Un solde commercial négatif pour la France
Sans surprise, nos échanges commerciaux avec l’Algérie pèsent peu dans notre commerce extérieur (0,8% de nos exportations, 0,9% de nos importations), ce qui n’est pas le cas de notre partenaire, pour qui nous représentons près de 14% de ses ventes et 8% de ses achats. En revanche, le solde commercial entre les deux nations est en notre défaveur (– 1,5 milliard en 2024). L’explication ? Depuis 2021, crise énergétique puis guerre en Ukraine obligent, la France a dû acheter davantage d’hydrocarbures algériens pour réduire sa dépendance à la Russie. Or, ceux-ci représentent l’essentiel de nos importations (79%).
Pourrait-on s’en passer en cas d’aggravation de la crise ? Plus compliqué sans doute pour le gaz que pour le pétrole. Mais les experts en conviennent. Le domaine est sensible, chaque pays ayant besoin de l’autre et les contrats longs ne pouvant être remis en cause facilement. Sur le terrain, cela n’empêche pas nos grands groupes d’afficher des stratégies différentes, à l’image de TotalEnergies qui poursuit ses activités avec la compagnie nationale Sonatrach, alors qu’Engie a décidé de céder ses parts dans le projet gazier de Touat, sans vouloir nous en préciser la cause.

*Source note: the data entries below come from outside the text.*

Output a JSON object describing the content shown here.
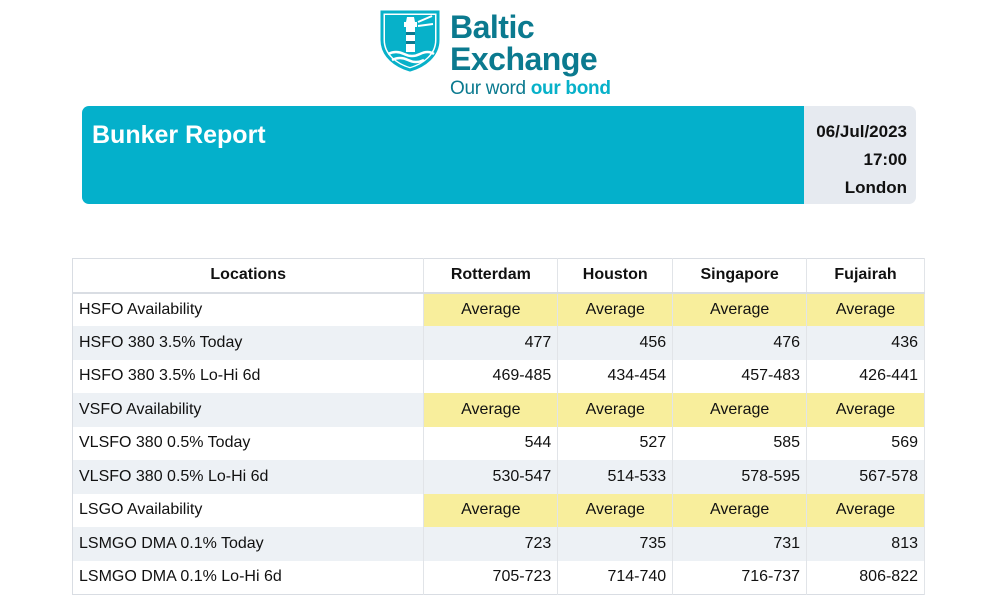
{
  "logo": {
    "line1": "Baltic",
    "line2": "Exchange",
    "tagline_plain": "Our word ",
    "tagline_bold": "our bond"
  },
  "banner": {
    "title": "Bunker Report",
    "date": "06/Jul/2023",
    "time": "17:00",
    "place": "London"
  },
  "colors": {
    "brand_teal": "#04b0cb",
    "logo_dark": "#0b7a8f",
    "availability_highlight": "#f8ee9c",
    "meta_bg": "#e6eaf0"
  },
  "table": {
    "headers": [
      "Locations",
      "Rotterdam",
      "Houston",
      "Singapore",
      "Fujairah"
    ],
    "rows": [
      {
        "label": "HSFO Availability",
        "values": [
          "Average",
          "Average",
          "Average",
          "Average"
        ]
      },
      {
        "label": "HSFO 380 3.5% Today",
        "values": [
          "477",
          "456",
          "476",
          "436"
        ]
      },
      {
        "label": "HSFO 380 3.5% Lo-Hi 6d",
        "values": [
          "469-485",
          "434-454",
          "457-483",
          "426-441"
        ]
      },
      {
        "label": "VSFO Availability",
        "values": [
          "Average",
          "Average",
          "Average",
          "Average"
        ]
      },
      {
        "label": "VLSFO 380 0.5% Today",
        "values": [
          "544",
          "527",
          "585",
          "569"
        ]
      },
      {
        "label": "VLSFO 380 0.5% Lo-Hi 6d",
        "values": [
          "530-547",
          "514-533",
          "578-595",
          "567-578"
        ]
      },
      {
        "label": "LSGO Availability",
        "values": [
          "Average",
          "Average",
          "Average",
          "Average"
        ]
      },
      {
        "label": "LSMGO DMA 0.1% Today",
        "values": [
          "723",
          "735",
          "731",
          "813"
        ]
      },
      {
        "label": "LSMGO DMA 0.1% Lo-Hi 6d",
        "values": [
          "705-723",
          "714-740",
          "716-737",
          "806-822"
        ]
      }
    ]
  }
}
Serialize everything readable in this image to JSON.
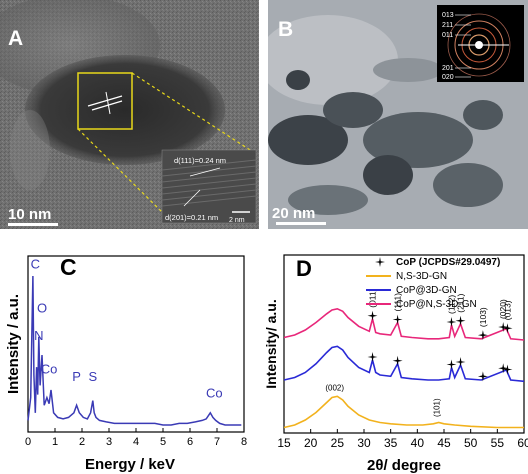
{
  "panel_a": {
    "label": "A",
    "scale_bar": "10 nm",
    "inset_d111": "d(111)=0.24 nm",
    "inset_d201": "d(201)=0.21 nm",
    "inset_scale": "2 nm",
    "colors": {
      "box": "#e8d81a",
      "dashed": "#e8d81a"
    }
  },
  "panel_b": {
    "label": "B",
    "scale_bar": "20 nm",
    "saed_rings": [
      "013",
      "211",
      "011",
      "201",
      "020"
    ]
  },
  "panel_c": {
    "label": "C",
    "chart_data": {
      "type": "line",
      "xlabel": "Energy / keV",
      "ylabel": "Intensity / a.u.",
      "xlim": [
        0,
        8
      ],
      "x_ticks": [
        0,
        1,
        2,
        3,
        4,
        5,
        6,
        7,
        8
      ],
      "color": "#3a3ab5",
      "series": [
        {
          "x": [
            0.0,
            0.1,
            0.18,
            0.22,
            0.27,
            0.32,
            0.36,
            0.4,
            0.45,
            0.52,
            0.6,
            0.7,
            0.78,
            0.85,
            0.95,
            1.1,
            1.3,
            1.5,
            1.7,
            1.8,
            1.9,
            2.05,
            2.2,
            2.32,
            2.4,
            2.45,
            2.52,
            2.65,
            2.9,
            3.2,
            3.5,
            3.8,
            4.1,
            4.4,
            4.7,
            5.0,
            5.3,
            5.6,
            5.9,
            6.2,
            6.45,
            6.6,
            6.75,
            6.85,
            6.95,
            7.1,
            7.3,
            7.6,
            7.9
          ],
          "y": [
            0.05,
            0.2,
            1.0,
            0.35,
            0.1,
            0.4,
            0.22,
            0.6,
            0.28,
            0.48,
            0.15,
            0.2,
            0.16,
            0.25,
            0.1,
            0.07,
            0.06,
            0.07,
            0.1,
            0.15,
            0.1,
            0.07,
            0.06,
            0.1,
            0.18,
            0.1,
            0.07,
            0.05,
            0.04,
            0.03,
            0.03,
            0.03,
            0.03,
            0.03,
            0.03,
            0.02,
            0.02,
            0.03,
            0.03,
            0.04,
            0.05,
            0.06,
            0.1,
            0.07,
            0.05,
            0.03,
            0.02,
            0.02,
            0.02
          ]
        }
      ],
      "annotations": [
        {
          "text": "C",
          "x": 0.27,
          "y": 1.05
        },
        {
          "text": "O",
          "x": 0.52,
          "y": 0.76
        },
        {
          "text": "N",
          "x": 0.4,
          "y": 0.58
        },
        {
          "text": "Co",
          "x": 0.78,
          "y": 0.36
        },
        {
          "text": "P",
          "x": 1.8,
          "y": 0.31
        },
        {
          "text": "S",
          "x": 2.4,
          "y": 0.31
        },
        {
          "text": "Co",
          "x": 6.9,
          "y": 0.2
        }
      ]
    }
  },
  "panel_d": {
    "label": "D",
    "chart_data": {
      "type": "line",
      "xlabel": "2θ/ degree",
      "ylabel": "Intensity/ a.u.",
      "xlim": [
        15,
        60
      ],
      "x_ticks": [
        15,
        20,
        25,
        30,
        35,
        40,
        45,
        50,
        55,
        60
      ],
      "legend": [
        {
          "name": "CoP (JCPDS#29.0497)",
          "marker": "star",
          "color": "#000000"
        },
        {
          "name": "N,S-3D-GN",
          "color": "#f2b21d"
        },
        {
          "name": "CoP@3D-GN",
          "color": "#2a2ad6"
        },
        {
          "name": "CoP@N,S-3D-GN",
          "color": "#e8277a"
        }
      ],
      "series": [
        {
          "name": "N,S-3D-GN",
          "color": "#f2b21d",
          "x": [
            15,
            17,
            19,
            21,
            23,
            24,
            25,
            26,
            27,
            29,
            31,
            33,
            35,
            38,
            41,
            43,
            44,
            45,
            47,
            50,
            55,
            60
          ],
          "y": [
            0.02,
            0.04,
            0.08,
            0.14,
            0.22,
            0.26,
            0.27,
            0.24,
            0.19,
            0.12,
            0.08,
            0.06,
            0.05,
            0.04,
            0.04,
            0.05,
            0.06,
            0.05,
            0.04,
            0.03,
            0.02,
            0.02
          ]
        },
        {
          "name": "CoP@3D-GN",
          "color": "#2a2ad6",
          "x": [
            15,
            17,
            19,
            21,
            23,
            24,
            25,
            26,
            27,
            29,
            31,
            31.6,
            32.2,
            33,
            35,
            36.3,
            37,
            39,
            42,
            44,
            46,
            46.4,
            47,
            48.1,
            49,
            52,
            56.7,
            57.5,
            60
          ],
          "y": [
            0.4,
            0.42,
            0.46,
            0.53,
            0.62,
            0.66,
            0.67,
            0.64,
            0.58,
            0.5,
            0.46,
            0.56,
            0.46,
            0.44,
            0.43,
            0.53,
            0.42,
            0.41,
            0.4,
            0.4,
            0.41,
            0.5,
            0.42,
            0.52,
            0.41,
            0.4,
            0.48,
            0.4,
            0.39
          ]
        },
        {
          "name": "CoP@N,S-3D-GN",
          "color": "#e8277a",
          "x": [
            15,
            17,
            19,
            21,
            23,
            24,
            25,
            26,
            27,
            29,
            31,
            31.6,
            32.2,
            33,
            35,
            36.3,
            37,
            39,
            42,
            44,
            46,
            46.4,
            47,
            48.1,
            49,
            52,
            56.7,
            57.5,
            60
          ],
          "y": [
            0.74,
            0.76,
            0.8,
            0.86,
            0.93,
            0.96,
            0.97,
            0.95,
            0.9,
            0.83,
            0.79,
            0.89,
            0.78,
            0.77,
            0.76,
            0.86,
            0.75,
            0.74,
            0.73,
            0.73,
            0.74,
            0.84,
            0.75,
            0.85,
            0.74,
            0.73,
            0.81,
            0.73,
            0.72
          ]
        }
      ],
      "peak_labels": [
        "(011)",
        "(111)",
        "(112)",
        "(211)",
        "(103)",
        "(020)",
        "(013)"
      ],
      "peak_positions": [
        31.6,
        36.3,
        46.4,
        48.1,
        52.3,
        56.1,
        56.9
      ],
      "carbon_labels": [
        {
          "text": "(002)",
          "x": 25.0
        },
        {
          "text": "(101)",
          "x": 43.6
        }
      ]
    }
  }
}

L'agriculture et l'automobile déjà touchées
Si ce commerce stratégique devrait être épargné, d’autres activités semblent plus exposées. Cet automne, une rumeur concernant la suspension de l’enregistrement obligatoire (domiciliation) des importations venues de France auprès des banques en Algérie a même provoqué une vive inquiétude, avant un démenti du gouvernement local. Pour nos agriculteurs en revanche, le mal est bien réel. En octobre, l’Office algérien interprofessionnel des céréales a écarté les producteurs français de son appel d’offres pour l'importation du blé. Alors que 5,4 millions de tonnes de blé tendre étaient exportées en Algérie en 2018, aucun grain tricolore ne rentrera dans le pays en 2025 ! La vente de viande bovine est également dans le collimateur. «L’Algérie ne commande plus rien à nos éleveurs depuis septembre dernier», affirme un membre de l’Interprofession Bétail et Viande.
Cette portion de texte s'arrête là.